I’m here in Austin for Christmas this year. So far my holiday smells of black tea, sleeping cats, jewel-bright Satsuma tangerine peels, star anise, the pine branches I gathered up at the Christmas tree stand (we don’t have a tree, but I have to have that scent in the house), the sweet-smoky burnt brown sugar of the Scotch I drank with a friend last night (it was aged in rum casks), the rich floral citrus of candied citron–first, bubbling on the stove and then, surprisingly, in the air when I cut up the candied strips into the amber triangles above–the apricot-and-soft-leather scent of my tiny osmanthus tree, staying inside until the night temperatures rise above freezing, and, unfortunately, a huge overdose of piñon smoke, because the cats, in a more active moment, managed to close the broken flue vent and then forgot to tell us.

 

And oh yes, perfume: Since we’ve finally had several cold days in a row, I’ve been wearing one of my perennial favorites, Chanel Coco in the extrait version, a smoother, gentler version of the gloriously big Eau de Parfum, with far less to prove. The mandarines in the top are nearly preserved, the spices glow instead of prickle, roses in its heart are dark, the jasmine on the verge of chocolate, and the whole of it is wrapped in soft, soft leather with just a suggestion of cigarette ashes hovering nearby until the sandalwood in the base gentles the whole thing into something just as appropriate for snuggling up at home as it is for a holiday party.

 

A party, that is, like the one I’ll be missing in a couple of days–the one my parents always have on the 23rd, a big rush of a dinner that begins and ends early but is no less festive for it. I’m missing all the kitchen smells that lead up to that party, and the swirling scents of all the people packed into a few rooms. And I’m missing the scents of the days that will follow–all the home smells that are so hard to describe because they are so intimate and familiar.

 

And I’m missing, as I always do down here in the South, the scent of coming snow, though I do my best to make do with big draughts of the cold night air. For as long as it lasts…

 

What does your holiday smell like this year? What scents are you missing?

 

 

6 Comments

  1. This Yule smells of beeswax candles and citrusy concolor fir; coffee and red wine and bitter chocolate; cinnamon, nutmeg, and molasses; rosemary and bacon. One smell I miss is my grandma’s klejner (Danish cookies: the cold, sweet dough; the hot fat; and powdered sugar in paper bags).

    Reply

    • What an evocative list. It makes me want to have breakfast at your kitchen table, with the scent of the tree in the next room and last night’s candles still lingering. I’ve never heard of klejner, but they sound very much like doughnuts, which is to say, delicious.

      Reply

  2. It is summer where I live, so the best holiday scent at the moment is the first whiff of a cool breeze in the early evening.

    On Christmas day it will be salmon fillets wrapped in banana leaves cooked on the barbeque.

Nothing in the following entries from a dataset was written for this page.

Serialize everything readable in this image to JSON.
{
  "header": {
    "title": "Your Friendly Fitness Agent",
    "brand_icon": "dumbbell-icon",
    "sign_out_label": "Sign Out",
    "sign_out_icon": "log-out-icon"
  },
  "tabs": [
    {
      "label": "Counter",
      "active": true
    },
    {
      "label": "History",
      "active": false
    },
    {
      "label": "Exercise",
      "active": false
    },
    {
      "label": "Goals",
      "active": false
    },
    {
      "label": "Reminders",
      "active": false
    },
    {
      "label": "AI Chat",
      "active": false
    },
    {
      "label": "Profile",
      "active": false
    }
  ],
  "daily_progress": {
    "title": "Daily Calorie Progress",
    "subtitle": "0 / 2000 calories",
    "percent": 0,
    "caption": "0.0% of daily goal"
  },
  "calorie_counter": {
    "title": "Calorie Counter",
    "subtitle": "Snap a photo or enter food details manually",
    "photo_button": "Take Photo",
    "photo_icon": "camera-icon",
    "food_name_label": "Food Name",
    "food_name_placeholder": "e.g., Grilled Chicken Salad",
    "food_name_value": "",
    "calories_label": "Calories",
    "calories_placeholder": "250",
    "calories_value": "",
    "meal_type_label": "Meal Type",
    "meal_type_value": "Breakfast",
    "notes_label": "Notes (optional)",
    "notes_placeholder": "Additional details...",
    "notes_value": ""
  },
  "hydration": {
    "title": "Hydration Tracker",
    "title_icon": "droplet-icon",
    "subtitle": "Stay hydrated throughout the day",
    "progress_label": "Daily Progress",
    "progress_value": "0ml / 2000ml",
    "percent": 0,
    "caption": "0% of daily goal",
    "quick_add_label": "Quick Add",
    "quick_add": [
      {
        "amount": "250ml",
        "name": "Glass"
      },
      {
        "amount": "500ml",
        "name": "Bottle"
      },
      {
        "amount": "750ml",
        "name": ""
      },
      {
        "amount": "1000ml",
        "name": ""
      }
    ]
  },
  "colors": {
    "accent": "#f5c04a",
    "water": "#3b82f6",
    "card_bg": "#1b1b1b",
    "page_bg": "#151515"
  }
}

My 10yo daughter and I were talking today about how great it is to have seafood at Christmas in Australia. Delicious, and hardly any cooking!

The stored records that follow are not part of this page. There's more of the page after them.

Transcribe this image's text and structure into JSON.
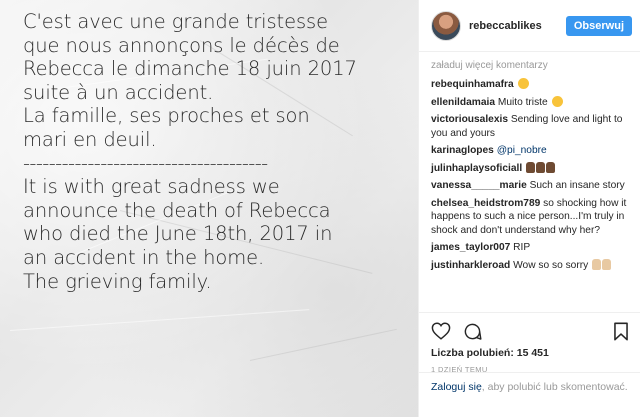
{
  "photo": {
    "lines": [
      "C'est avec une grande tristesse",
      "que nous annonçons le décès de",
      "Rebecca le dimanche 18 juin 2017",
      "suite à un accident.",
      "La famille, ses proches et son",
      "mari en deuil.",
      "--------------------------------------",
      "It is with great sadness we",
      "announce the death of Rebecca",
      "who died the June 18th, 2017 in",
      "an accident in the home.",
      "The grieving family."
    ]
  },
  "header": {
    "username": "rebeccablikes",
    "follow_label": "Obserwuj"
  },
  "comments": {
    "load_more": "załaduj więcej komentarzy",
    "items": [
      {
        "user": "rebequinhamafra",
        "text": "",
        "emoji": [
          "sad-face"
        ]
      },
      {
        "user": "ellenildamaia",
        "text": "Muito triste",
        "emoji": [
          "sad-face"
        ]
      },
      {
        "user": "victoriousalexis",
        "text": "Sending love and light to you and yours",
        "emoji": []
      },
      {
        "user": "karinaglopes",
        "text": "@pi_nobre",
        "emoji": []
      },
      {
        "user": "julinhaplaysoficiall",
        "text": "",
        "emoji": [
          "praying-hands-dark",
          "praying-hands-dark",
          "praying-hands-dark"
        ]
      },
      {
        "user": "vanessa_____marie",
        "text": "Such an insane story",
        "emoji": []
      },
      {
        "user": "chelsea_heidstrom789",
        "text": "so shocking how it happens to such a nice person...I'm truly in shock and don't understand why her?",
        "emoji": []
      },
      {
        "user": "james_taylor007",
        "text": "RIP",
        "emoji": []
      },
      {
        "user": "justinharkleroad",
        "text": "Wow so so sorry",
        "emoji": [
          "praying-hands-light",
          "praying-hands-light"
        ]
      }
    ]
  },
  "actions": {
    "icons": [
      "heart-icon",
      "comment-icon",
      "bookmark-icon"
    ],
    "likes": "Liczba polubień: 15 451",
    "time": "1 DZIEŃ TEMU"
  },
  "login": {
    "link_text": "Zaloguj się",
    "rest": ", aby polubić lub skomentować."
  },
  "colors": {
    "accent": "#3897f0",
    "link": "#003569",
    "muted": "#999999"
  }
}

    You describe Coco beautifully!

    Reply

    • I had forgotten you were in Oz, Annemarie! I love hearing reports from another season. Your salmon sounds wonderful–put some nice fat prawns on for me, please. Or crab. It’s Dungeness season in San Francisco right now, so many of my friends there have crab as their holiday feast and I’m always jealous!

      Reply

  3. Mary Stephens Mitchell

    Hi Alyssa! Your ‘gingerbread tweets’ resonated with me, because the smell of ginger (and cinnamon, allspice and cloves) is one of my irreplaceable Yuletide smells. Also the sweet, waxy scent of bayberry, Pine sap. The cold, cloudy smell of salt air off the Atlantic mingled with wood smoke. The smell of plastic doll heads (yes, plastic doll heads! Totally a Christmas smell for me!). As for perfume, I turn to fragrances on extreme ends of the spectrum – either cold and austere (like Avignon), or big, intense white florals (like Caron Tubereuse).

    Reply

    • I always get a yen for Carnal Flower in January so I can understand your wanting big white florals at Christmas. I like all the rest of your smells very much, especially the touch of cold salt air. I wish I lived closer to that scent.